JUSTIÇA FEDERAL DE SC DETERMINA QUE O INSS PAGUE SALÁRIO-MATERNIDADE INTEGRAL À MÃE ADOTANTE


O Instituto Nacional do Seguro Social (INSS) deverá restabelecer e manter, por 120 dias, o salário-maternidade de uma mulher que adotou uma criança de cinco anos de idade. A mãe adotiva havia recebido o benefício apenas por 30 dias, entre 1º e 12 de dezembro de 2010, quando o pagamento foi cessado. O juiz Leonardo Müller Trainini, da 2ª Vara do Juizado Especial Federal Previdenciário de Blumenau, entendeu que ela também tem direito a receber o salário-maternidade por quatro meses.

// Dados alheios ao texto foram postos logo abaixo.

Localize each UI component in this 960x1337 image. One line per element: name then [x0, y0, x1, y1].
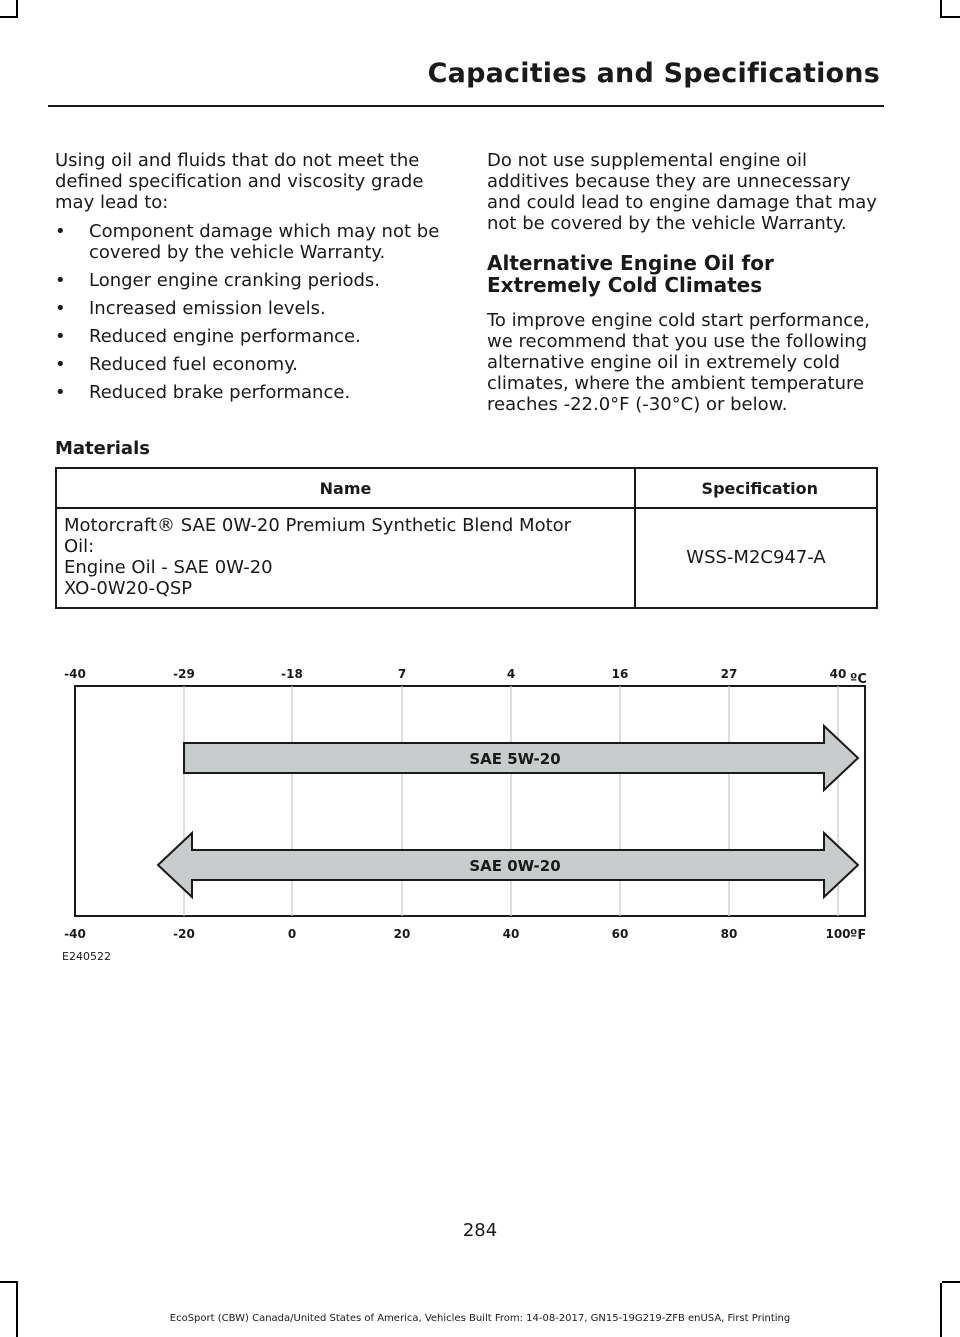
celsius-tick-label: 4	[506, 667, 516, 681]
list-item-text: Longer engine cranking periods.	[89, 270, 381, 291]
materials-table	[55, 467, 878, 609]
celsius-tick-label: 7	[397, 667, 407, 681]
table-row	[56, 508, 877, 608]
column-header-name: Name	[56, 468, 635, 508]
consequence-list	[55, 221, 447, 403]
fahrenheit-tick-label: 0	[287, 927, 297, 941]
bullet-icon: •	[55, 221, 66, 242]
materials-heading: Materials	[55, 438, 150, 459]
fahrenheit-tick-label: -20	[173, 927, 195, 941]
section-heading: Alternative Engine Oil for Extremely Cold Climates	[487, 251, 774, 297]
bullet-icon: •	[55, 382, 66, 403]
list-item	[55, 382, 447, 403]
list-item	[55, 354, 447, 375]
series-label: SAE 0W-20	[469, 857, 561, 875]
material-name-line: XO-0W20-QSP	[64, 578, 193, 599]
fahrenheit-tick-label: -40	[64, 927, 86, 941]
list-item	[55, 270, 447, 291]
crop-mark	[942, 16, 960, 18]
material-name-line: Engine Oil - SAE 0W-20	[64, 557, 273, 578]
intro-paragraph: Using oil and fluids that do not meet the defined specification and viscosity grade may lead to:	[55, 150, 424, 213]
fahrenheit-tick-label: 100	[825, 927, 851, 941]
celsius-tick-label: -29	[173, 667, 195, 681]
crop-mark	[16, 1283, 18, 1337]
material-name-line: Motorcraft® SAE 0W-20 Premium Synthetic Blend Motor	[64, 515, 572, 536]
crop-mark	[0, 16, 18, 18]
page-number: 284	[462, 1220, 498, 1241]
celsius-unit-label: ºC	[850, 672, 867, 687]
fahrenheit-unit-label: ºF	[850, 928, 867, 943]
right-column	[487, 150, 879, 415]
crop-mark	[942, 1281, 960, 1283]
figure-id: E240522	[62, 950, 111, 963]
fahrenheit-tick-label: 40	[502, 927, 520, 941]
list-item	[55, 326, 447, 347]
page-title: Capacities and Specifications	[427, 58, 880, 89]
celsius-tick-label: -18	[281, 667, 303, 681]
celsius-tick-label: 40	[829, 667, 847, 681]
bullet-icon: •	[55, 298, 66, 319]
list-item	[55, 298, 447, 319]
bullet-icon: •	[55, 270, 66, 291]
crop-mark	[940, 1283, 942, 1337]
additives-paragraph: Do not use supplemental engine oil additives because they are unnecessary and could lead to engine damage that may not be covered by the vehicle Warranty.	[487, 150, 877, 234]
viscosity-temperature-chart	[0, 650, 960, 970]
header-rule	[48, 105, 884, 107]
bullet-icon: •	[55, 326, 66, 347]
list-item-text: Reduced fuel economy.	[89, 354, 299, 375]
fahrenheit-tick-label: 60	[611, 927, 629, 941]
material-spec-cell: WSS-M2C947-A	[635, 508, 877, 608]
series-label: SAE 5W-20	[469, 750, 561, 768]
table-header-row	[56, 468, 877, 508]
list-item-text: Increased emission levels.	[89, 298, 326, 319]
celsius-tick-label: 27	[720, 667, 738, 681]
bullet-icon: •	[55, 354, 66, 375]
footer-text: EcoSport (CBW) Canada/United States of America, Vehicles Built From: 14-08-2017, GN15-19G219-ZFB enUSA, First Printing	[169, 1313, 791, 1324]
crop-mark	[0, 1281, 18, 1283]
material-name-line: Oil:	[64, 536, 95, 557]
chart-frame	[75, 686, 865, 916]
fahrenheit-tick-label: 20	[393, 927, 411, 941]
fahrenheit-tick-label: 80	[720, 927, 738, 941]
celsius-tick-label: 16	[611, 667, 629, 681]
list-item	[55, 221, 447, 263]
material-name-cell	[56, 508, 635, 608]
list-item-text: Reduced brake performance.	[89, 382, 351, 403]
list-item-text: Reduced engine performance.	[89, 326, 361, 347]
celsius-tick-label: -40	[64, 667, 86, 681]
list-item-text: Component damage which may not be covered by the vehicle Warranty.	[89, 221, 440, 263]
cold-climate-paragraph: To improve engine cold start performance, we recommend that you use the following alternative engine oil in extremely cold climates, where the ambient temperature reaches -22.0°F (-30°C) or below.	[487, 310, 870, 415]
left-column	[55, 150, 447, 410]
column-header-specification: Specification	[635, 468, 877, 508]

De acordo com a decisão, em 2002 foi editada uma lei que alterou a CLT (Consolidação das Leis do Trabalho) e estendeu às mães adotivas o direito à licença e ao salário-maternidade. A lei previa uma escala em função da idade da criança, variando de 120 dias, para crianças até um ano, a 30 dias, para crianças entre quatro e oito anos. Essa regra, incluída na LBPS (Lei de Benefícios da Previdência Social) foi expressamente suprimida da CLT em 2009, mas o mesmo não aconteceu com relação à LBPS.
Para o juiz, “tocante à LBPS, embora a revogação [da escala] não tenha vindo expressa no texto da nova legislação, deve-se tê-la por tacitamente ocorrida”. O magistrado explica que a licença maternidade no âmbito previdenciário também passou a ser regulada pela mudança da CLT, que prevê 120 dias para a mãe adotiva. “Referido entendimento decorre de uma natural isonomia que deve haver entre o direito das gestantes e o das adotantes”, afirmou Trainini na decisão.

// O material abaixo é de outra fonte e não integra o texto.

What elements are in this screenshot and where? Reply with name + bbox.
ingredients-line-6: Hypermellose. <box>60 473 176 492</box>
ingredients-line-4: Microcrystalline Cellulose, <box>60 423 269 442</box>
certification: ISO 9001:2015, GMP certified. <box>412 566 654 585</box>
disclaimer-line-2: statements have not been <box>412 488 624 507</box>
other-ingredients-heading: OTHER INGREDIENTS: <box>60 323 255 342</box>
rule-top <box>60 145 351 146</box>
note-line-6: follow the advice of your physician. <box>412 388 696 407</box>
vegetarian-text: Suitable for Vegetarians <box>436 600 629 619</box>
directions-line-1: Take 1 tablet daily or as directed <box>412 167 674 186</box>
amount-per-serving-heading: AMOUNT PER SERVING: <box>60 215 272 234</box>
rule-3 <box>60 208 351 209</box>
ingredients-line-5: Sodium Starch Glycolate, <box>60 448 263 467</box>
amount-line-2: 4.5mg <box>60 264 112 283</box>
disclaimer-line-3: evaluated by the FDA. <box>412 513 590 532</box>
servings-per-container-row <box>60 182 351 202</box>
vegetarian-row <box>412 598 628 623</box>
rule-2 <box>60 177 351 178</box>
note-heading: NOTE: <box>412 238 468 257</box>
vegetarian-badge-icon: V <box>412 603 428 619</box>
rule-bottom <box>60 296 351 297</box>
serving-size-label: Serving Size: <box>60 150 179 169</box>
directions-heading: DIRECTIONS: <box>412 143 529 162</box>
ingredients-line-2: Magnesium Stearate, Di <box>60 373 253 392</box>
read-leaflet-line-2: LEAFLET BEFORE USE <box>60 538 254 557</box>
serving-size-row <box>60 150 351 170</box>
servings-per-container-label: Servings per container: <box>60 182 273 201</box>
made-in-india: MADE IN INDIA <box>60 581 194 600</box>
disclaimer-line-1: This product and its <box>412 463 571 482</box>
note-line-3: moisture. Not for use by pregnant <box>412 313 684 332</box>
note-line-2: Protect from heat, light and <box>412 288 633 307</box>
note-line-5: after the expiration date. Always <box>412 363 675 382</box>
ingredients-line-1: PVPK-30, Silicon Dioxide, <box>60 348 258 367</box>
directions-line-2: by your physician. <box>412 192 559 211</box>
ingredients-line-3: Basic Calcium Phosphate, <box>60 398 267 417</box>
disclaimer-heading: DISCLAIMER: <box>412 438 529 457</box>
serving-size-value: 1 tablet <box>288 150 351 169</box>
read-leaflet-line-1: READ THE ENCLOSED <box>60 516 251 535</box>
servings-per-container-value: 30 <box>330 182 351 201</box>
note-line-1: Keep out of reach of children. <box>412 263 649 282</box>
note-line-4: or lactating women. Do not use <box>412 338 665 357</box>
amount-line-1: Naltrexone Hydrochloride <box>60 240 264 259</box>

“Portanto, o escalonamento contido na legislação anterior, além de destoar da norma constitucional, emprestava maior óbice à já árdua tarefa de se buscar famílias dispostas a adotar crianças com idade superior a um ano”, observou o juiz. “Quanto maior a idade da criança que está sendo adotada, por razões lógicas, maior e mais difícil é o período de adaptação ao novo lar, à nova família”, concluiu. A decisão foi proferida ontem (quinta-feira, 20/1/2011) e cabe recurso às Turmas Recursais de Santa Catarina.